Why Does this Matter?
It is clear the FSB has a lengthy road ahead before it signs off on a new Key Standard. The Roadmap follows the path of previously developed international standards—stocktaking, gathering of data, interim consultation reports, final reports and recommendations, followed by assessment, monitoring and reporting by and to international bodies.
In many respects, it is comforting that the international regulatory community is not departing from the path well-trodden when it comes to developing principles, practices or guidelines for climate-related risks; but at the same time, it is unclear whether climate-related risk is ready for prime time in terms of having its own international standard even in the medium term. Given the significant amount of work that needs to be done to improve data and analytics in relation to climate-related risk and how those translate to the contexts of individual jurisdictions, the international regulatory community should proceed in a deliberative manner before moving to a set of principles, practices or guidelines that are then used in jurisdictional assessments. Such assessments have real consequences in terms of cross-border banking and the efficiency to which such services can be provided to customers globally. For example, many regulators will look to IMF FSAP results and other sectoral assessments when assessing whether firms from a particular jurisdiction should receive equivalent treatment to local institutions or some form of regulatory deference or substituted compliance. If a jurisdiction has a rating of “noncompliance” it could create additional regulatory hurdles for its institutions operating on a cross-border basis.

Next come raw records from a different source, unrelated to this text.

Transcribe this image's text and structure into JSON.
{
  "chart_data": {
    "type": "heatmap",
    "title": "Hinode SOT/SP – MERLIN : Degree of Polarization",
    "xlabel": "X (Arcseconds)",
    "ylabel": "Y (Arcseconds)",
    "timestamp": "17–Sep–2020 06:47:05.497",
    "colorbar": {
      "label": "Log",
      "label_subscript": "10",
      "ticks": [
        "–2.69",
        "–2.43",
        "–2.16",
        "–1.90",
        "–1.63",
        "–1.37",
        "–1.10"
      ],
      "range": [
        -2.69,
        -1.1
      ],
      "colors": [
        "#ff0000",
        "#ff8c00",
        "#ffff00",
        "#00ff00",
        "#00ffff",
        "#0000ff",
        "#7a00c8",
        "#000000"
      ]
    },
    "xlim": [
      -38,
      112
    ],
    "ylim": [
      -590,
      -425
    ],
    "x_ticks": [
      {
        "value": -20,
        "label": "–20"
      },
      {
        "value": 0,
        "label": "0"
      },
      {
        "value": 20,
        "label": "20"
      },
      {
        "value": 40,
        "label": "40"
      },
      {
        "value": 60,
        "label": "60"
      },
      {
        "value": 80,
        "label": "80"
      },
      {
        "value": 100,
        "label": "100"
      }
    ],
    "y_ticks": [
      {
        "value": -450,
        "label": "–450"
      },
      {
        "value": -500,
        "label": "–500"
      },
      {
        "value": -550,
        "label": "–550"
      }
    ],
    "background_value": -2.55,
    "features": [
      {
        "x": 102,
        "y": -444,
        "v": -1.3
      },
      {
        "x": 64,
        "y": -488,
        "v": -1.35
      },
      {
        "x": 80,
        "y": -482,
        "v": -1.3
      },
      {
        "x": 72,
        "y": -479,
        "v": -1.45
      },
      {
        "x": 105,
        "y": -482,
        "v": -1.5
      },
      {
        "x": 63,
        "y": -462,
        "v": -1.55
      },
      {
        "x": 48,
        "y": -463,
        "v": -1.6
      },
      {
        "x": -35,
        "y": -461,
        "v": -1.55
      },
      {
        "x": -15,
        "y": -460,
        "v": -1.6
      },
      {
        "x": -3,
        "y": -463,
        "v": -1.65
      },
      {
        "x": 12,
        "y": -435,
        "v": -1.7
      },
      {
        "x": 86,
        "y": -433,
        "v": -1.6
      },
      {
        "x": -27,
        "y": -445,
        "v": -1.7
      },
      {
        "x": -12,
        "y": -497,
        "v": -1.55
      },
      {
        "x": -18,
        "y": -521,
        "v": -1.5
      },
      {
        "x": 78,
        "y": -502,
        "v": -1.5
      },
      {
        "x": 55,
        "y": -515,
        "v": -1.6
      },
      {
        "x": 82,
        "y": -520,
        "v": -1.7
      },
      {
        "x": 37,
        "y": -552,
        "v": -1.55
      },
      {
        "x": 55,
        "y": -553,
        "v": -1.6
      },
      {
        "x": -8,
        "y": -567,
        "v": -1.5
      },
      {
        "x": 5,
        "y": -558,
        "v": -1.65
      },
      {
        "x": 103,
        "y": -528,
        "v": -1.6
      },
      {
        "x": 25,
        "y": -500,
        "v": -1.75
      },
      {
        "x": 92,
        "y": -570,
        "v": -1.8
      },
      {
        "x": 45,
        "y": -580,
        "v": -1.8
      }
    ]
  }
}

Maybe the Roadmap won’t lead all the way to the Compendium of Standards, in which case individual jurisdictions can proceed at their own desired paces, but if an international standard is the final destination, then due care and attention should be taken to ensure that such a standard is truly risk-based, focused and does not inadvertently become a tool that hinders cross-border banking, which of course will be essential for mobilizing transition financing at a global level in the move to a low-carbon economy.
[1] The Compendium of Standards lists the various economic and financial standards—by both subject area and issuing body—that are internationally accepted as important for sound, stable and well-functioning financial systems. The Compendium is an initiative of the FSB and is a joint product with relevant international standard-setting bodies.

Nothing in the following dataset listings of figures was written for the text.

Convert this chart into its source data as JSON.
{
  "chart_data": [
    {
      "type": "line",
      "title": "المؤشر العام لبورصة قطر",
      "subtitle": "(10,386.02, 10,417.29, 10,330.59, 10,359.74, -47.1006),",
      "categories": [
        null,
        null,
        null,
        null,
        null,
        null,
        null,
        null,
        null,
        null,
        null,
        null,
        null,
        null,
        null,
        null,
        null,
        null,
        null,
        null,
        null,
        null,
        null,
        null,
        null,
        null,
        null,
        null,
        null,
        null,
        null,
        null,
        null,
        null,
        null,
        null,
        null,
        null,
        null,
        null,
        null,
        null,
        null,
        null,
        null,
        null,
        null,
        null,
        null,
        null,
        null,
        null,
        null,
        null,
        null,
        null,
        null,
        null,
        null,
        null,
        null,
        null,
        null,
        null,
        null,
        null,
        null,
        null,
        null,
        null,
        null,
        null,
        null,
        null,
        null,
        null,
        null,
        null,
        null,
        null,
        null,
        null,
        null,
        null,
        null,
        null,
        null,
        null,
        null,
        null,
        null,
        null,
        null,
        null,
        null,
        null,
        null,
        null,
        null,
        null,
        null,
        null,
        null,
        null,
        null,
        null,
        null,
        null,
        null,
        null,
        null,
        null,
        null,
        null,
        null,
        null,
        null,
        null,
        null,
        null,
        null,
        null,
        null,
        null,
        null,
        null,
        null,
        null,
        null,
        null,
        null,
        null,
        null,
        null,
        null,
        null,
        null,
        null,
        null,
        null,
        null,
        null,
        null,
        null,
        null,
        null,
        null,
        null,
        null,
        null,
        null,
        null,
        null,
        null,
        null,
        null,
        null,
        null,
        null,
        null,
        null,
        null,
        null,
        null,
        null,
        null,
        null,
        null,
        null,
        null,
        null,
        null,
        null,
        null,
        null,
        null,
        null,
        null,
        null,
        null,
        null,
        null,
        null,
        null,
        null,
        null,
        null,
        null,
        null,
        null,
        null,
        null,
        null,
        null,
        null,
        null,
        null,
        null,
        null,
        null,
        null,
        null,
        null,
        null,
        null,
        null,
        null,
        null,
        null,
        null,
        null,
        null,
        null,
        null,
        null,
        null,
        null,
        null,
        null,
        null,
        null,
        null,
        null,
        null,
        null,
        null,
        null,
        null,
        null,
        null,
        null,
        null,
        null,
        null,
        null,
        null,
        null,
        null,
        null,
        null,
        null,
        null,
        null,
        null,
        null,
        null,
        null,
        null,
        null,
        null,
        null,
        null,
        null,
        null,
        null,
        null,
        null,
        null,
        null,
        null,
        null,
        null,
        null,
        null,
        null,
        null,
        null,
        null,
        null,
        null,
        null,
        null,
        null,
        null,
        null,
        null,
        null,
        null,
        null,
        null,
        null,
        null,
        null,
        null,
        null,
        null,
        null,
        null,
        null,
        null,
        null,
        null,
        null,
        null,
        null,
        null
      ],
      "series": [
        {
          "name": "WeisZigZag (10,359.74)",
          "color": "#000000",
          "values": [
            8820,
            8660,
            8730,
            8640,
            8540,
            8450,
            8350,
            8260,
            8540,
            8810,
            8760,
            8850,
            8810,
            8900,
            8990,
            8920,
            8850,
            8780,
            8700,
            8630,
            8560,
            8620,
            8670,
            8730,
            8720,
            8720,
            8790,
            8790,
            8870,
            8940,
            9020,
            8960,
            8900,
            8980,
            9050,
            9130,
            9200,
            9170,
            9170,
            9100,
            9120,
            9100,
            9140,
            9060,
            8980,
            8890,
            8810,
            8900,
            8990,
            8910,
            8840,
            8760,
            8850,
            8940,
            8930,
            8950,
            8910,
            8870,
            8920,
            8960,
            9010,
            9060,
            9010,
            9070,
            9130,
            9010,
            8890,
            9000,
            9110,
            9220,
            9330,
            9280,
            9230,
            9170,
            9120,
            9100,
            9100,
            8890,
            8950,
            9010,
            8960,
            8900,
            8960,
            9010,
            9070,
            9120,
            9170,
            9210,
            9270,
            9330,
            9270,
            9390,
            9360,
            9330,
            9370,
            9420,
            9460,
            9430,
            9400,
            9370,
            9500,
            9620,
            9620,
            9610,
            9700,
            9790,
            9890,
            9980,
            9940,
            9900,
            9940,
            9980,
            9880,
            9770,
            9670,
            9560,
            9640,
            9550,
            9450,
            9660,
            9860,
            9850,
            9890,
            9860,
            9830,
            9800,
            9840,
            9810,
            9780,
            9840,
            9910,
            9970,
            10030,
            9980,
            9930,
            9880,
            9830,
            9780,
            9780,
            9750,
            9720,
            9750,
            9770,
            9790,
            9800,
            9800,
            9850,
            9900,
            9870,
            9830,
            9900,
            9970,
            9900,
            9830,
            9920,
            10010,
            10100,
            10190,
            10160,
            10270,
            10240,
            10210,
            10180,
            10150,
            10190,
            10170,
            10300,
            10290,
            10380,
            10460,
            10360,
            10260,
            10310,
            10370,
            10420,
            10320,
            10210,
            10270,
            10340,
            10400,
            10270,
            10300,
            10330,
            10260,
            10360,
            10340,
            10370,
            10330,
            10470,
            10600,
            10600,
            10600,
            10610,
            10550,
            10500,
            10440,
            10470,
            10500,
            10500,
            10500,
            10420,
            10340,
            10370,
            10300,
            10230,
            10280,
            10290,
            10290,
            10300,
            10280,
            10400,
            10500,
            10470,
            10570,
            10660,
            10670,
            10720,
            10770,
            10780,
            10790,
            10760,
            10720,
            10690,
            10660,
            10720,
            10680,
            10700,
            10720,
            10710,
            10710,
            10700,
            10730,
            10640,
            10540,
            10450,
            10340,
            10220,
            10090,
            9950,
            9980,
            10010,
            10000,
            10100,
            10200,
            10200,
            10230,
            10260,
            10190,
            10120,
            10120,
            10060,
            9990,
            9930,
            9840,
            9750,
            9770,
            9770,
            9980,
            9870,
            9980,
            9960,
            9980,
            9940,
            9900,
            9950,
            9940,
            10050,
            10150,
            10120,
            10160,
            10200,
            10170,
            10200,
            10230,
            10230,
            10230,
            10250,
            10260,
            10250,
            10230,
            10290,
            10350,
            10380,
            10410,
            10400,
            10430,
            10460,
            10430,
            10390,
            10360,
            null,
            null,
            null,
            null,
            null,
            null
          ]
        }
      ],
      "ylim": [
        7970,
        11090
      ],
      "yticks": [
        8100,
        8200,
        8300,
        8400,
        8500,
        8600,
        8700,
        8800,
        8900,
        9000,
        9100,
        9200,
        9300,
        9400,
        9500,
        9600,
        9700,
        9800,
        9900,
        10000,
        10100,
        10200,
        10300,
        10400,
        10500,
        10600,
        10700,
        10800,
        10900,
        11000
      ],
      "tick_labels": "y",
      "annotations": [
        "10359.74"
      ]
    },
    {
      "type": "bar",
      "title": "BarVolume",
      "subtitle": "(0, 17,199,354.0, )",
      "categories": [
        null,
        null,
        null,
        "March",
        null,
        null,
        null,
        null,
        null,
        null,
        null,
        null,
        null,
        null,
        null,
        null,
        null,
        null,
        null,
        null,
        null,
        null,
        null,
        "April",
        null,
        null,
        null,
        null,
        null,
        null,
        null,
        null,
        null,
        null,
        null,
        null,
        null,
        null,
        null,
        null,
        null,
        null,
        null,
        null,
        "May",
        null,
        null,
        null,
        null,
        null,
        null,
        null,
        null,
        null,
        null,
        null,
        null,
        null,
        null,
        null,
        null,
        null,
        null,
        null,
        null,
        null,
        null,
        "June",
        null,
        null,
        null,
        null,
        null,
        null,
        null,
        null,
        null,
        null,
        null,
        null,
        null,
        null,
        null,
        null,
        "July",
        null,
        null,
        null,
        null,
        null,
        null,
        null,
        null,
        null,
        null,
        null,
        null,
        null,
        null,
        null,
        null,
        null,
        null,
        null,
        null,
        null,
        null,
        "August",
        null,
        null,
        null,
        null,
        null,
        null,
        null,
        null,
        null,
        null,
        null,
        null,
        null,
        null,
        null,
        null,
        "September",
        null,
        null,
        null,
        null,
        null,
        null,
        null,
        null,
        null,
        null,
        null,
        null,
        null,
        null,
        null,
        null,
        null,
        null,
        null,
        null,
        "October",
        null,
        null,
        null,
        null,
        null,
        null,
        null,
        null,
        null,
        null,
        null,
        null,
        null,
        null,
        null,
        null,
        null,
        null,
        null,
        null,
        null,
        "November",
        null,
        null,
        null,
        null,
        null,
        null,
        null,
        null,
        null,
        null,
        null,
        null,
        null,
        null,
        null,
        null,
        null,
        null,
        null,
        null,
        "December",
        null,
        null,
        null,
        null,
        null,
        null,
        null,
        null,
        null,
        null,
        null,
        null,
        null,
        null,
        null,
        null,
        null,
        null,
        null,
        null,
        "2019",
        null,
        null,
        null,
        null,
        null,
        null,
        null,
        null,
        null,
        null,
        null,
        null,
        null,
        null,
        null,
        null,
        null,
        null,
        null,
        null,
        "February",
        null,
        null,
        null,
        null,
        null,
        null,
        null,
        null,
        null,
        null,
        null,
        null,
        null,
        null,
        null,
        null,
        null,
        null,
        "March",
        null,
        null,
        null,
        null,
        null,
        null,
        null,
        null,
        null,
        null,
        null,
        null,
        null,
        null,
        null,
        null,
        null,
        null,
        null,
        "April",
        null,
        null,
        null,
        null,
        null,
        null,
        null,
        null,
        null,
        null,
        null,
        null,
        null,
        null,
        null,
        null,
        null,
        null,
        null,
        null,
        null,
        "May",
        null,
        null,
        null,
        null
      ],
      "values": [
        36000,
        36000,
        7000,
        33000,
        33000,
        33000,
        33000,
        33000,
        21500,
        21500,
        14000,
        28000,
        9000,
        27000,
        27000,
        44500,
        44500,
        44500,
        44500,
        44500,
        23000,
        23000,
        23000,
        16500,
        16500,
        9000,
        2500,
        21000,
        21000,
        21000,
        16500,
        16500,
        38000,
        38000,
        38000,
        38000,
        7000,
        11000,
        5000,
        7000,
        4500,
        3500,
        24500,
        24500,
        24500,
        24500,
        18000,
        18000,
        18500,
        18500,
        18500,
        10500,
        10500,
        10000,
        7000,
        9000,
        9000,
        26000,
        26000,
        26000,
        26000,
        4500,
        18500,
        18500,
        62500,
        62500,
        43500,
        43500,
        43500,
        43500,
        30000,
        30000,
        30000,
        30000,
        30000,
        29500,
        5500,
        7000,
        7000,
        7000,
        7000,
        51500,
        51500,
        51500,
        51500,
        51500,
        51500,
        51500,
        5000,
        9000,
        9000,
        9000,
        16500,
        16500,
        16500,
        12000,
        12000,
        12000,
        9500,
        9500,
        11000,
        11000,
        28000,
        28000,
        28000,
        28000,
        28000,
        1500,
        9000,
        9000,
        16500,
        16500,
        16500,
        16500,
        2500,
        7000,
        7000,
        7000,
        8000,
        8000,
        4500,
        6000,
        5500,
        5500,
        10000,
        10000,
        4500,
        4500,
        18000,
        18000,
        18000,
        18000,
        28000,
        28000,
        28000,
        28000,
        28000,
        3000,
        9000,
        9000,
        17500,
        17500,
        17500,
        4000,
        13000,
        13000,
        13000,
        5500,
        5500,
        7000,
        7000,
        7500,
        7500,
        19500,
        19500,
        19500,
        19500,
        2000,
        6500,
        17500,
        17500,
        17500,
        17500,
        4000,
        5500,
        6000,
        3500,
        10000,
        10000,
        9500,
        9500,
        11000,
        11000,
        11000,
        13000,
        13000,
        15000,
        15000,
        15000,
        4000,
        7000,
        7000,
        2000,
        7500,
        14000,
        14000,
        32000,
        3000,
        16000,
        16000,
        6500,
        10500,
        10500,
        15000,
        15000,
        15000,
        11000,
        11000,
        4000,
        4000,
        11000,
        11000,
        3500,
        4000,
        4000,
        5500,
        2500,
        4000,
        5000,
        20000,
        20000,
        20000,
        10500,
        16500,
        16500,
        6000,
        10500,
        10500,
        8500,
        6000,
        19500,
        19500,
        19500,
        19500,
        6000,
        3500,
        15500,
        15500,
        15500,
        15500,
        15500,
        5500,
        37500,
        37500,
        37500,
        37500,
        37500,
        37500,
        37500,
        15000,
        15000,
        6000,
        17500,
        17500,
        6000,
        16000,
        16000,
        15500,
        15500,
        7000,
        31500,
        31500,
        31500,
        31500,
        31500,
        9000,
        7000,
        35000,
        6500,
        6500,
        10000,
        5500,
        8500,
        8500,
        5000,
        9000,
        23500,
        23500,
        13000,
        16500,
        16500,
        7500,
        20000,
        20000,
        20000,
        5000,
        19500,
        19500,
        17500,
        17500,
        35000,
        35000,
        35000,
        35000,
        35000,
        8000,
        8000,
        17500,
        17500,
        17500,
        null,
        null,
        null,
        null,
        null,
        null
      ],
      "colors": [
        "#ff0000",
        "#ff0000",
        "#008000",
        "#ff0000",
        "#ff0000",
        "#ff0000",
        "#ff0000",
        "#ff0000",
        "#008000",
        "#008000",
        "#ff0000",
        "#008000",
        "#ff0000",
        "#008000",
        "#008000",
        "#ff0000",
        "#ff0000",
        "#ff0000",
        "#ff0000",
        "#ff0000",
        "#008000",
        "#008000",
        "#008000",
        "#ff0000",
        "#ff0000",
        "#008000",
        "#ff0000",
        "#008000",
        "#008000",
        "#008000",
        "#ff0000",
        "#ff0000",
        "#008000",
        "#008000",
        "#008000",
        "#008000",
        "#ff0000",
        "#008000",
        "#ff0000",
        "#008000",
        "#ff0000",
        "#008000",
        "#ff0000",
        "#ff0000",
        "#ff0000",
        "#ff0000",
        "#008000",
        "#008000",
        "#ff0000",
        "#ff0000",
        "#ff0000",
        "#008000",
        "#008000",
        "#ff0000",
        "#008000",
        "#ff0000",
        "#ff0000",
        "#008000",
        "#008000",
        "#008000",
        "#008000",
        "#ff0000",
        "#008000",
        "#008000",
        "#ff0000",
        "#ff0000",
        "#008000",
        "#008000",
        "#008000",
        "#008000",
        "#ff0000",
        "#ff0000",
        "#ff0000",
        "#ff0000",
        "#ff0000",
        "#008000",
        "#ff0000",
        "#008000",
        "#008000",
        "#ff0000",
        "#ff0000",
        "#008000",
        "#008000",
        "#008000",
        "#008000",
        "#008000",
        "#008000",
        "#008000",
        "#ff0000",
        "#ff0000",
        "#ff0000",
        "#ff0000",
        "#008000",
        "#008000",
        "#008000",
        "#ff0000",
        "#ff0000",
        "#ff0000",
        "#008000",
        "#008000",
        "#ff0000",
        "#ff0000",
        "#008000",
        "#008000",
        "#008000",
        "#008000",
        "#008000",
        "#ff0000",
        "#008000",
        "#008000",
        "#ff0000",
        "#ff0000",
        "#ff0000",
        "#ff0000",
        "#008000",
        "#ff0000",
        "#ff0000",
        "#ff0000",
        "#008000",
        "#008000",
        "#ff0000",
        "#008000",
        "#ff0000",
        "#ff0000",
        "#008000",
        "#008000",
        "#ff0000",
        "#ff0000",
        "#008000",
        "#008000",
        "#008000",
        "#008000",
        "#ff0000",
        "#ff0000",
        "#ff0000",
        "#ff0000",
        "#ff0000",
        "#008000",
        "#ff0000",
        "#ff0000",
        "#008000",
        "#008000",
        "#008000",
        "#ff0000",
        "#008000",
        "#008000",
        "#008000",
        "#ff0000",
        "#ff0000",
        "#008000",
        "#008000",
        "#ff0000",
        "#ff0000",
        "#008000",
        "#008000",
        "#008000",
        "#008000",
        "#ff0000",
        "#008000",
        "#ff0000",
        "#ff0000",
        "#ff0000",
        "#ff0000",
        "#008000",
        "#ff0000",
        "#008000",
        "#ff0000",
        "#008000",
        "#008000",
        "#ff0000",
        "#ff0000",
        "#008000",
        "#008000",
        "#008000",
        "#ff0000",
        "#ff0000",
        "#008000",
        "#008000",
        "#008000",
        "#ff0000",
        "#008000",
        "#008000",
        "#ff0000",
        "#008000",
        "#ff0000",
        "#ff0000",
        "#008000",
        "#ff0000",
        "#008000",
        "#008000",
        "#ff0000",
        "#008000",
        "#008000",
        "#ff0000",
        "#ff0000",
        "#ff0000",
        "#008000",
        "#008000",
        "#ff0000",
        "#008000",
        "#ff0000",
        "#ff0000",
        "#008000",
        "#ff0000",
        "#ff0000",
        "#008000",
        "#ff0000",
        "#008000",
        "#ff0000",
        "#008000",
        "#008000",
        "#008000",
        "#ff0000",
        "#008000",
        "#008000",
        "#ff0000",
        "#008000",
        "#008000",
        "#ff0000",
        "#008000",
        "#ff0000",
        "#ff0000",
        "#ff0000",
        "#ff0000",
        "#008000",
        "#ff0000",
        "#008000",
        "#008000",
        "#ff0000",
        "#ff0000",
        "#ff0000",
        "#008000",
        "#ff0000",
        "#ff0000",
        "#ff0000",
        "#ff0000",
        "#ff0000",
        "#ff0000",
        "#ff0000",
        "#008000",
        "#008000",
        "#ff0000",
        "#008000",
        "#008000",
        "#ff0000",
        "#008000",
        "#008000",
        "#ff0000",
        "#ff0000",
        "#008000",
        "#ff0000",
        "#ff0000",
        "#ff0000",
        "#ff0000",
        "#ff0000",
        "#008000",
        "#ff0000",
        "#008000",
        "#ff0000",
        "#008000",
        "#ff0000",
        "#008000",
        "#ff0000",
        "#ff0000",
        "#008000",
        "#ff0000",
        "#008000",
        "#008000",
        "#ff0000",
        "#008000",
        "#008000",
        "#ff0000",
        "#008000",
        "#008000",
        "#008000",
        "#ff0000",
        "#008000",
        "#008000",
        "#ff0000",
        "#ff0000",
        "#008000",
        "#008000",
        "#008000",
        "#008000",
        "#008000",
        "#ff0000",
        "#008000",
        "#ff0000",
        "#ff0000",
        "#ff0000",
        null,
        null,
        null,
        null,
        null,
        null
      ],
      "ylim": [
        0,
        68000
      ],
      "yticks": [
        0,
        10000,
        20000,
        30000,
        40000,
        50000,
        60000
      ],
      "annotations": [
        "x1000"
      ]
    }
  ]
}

[2] For example, assessment methodologies have been developed for inter alia the Core Principles for Effective Banking Supervision, the IADI Core Principles for Effective Deposit Insurance Systems and the FSB’s Key Attributes of Effective Resolution Regimes for Financial Institutions.

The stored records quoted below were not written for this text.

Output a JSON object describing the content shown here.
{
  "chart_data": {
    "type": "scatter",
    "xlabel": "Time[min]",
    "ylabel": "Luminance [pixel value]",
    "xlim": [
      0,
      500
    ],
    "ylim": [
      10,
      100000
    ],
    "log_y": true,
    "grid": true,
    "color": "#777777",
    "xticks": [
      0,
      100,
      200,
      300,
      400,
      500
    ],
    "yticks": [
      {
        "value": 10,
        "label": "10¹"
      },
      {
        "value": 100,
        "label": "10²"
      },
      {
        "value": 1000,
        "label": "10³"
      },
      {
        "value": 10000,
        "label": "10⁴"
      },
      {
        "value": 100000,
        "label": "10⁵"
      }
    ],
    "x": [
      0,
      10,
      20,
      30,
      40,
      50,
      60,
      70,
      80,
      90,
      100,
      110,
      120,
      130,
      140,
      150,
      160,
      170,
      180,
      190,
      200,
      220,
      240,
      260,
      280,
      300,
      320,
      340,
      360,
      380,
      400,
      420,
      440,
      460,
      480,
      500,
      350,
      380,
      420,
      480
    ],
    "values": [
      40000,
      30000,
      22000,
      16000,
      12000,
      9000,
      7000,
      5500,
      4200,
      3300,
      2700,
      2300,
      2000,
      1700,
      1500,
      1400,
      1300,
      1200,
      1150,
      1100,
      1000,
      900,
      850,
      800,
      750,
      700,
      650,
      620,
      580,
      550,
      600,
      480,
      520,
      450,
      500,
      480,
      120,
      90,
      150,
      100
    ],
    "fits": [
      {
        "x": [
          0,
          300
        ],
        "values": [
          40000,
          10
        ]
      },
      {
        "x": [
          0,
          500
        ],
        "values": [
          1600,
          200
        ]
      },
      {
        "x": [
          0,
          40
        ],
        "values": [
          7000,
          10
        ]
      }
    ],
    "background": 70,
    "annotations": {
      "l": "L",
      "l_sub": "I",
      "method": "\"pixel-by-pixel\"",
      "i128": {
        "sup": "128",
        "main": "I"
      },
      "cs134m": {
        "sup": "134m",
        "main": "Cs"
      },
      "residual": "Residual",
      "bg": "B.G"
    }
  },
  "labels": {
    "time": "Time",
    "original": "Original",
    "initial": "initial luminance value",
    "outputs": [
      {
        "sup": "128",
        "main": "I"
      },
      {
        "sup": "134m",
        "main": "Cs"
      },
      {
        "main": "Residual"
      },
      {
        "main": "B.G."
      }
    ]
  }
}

[3] International standards can take the form of principles, practices or guidelines. Principles are fundamental tenets pertaining to a broad policy area. Principles are usually set out in a general way to suit country circumstances. Practices are more specific and spell out the practical application of the principles (drawing on country experiences) within a more narrowly defined context. Guidelines provide detailed guidance on steps to be taken or requirements to be met in a particular area.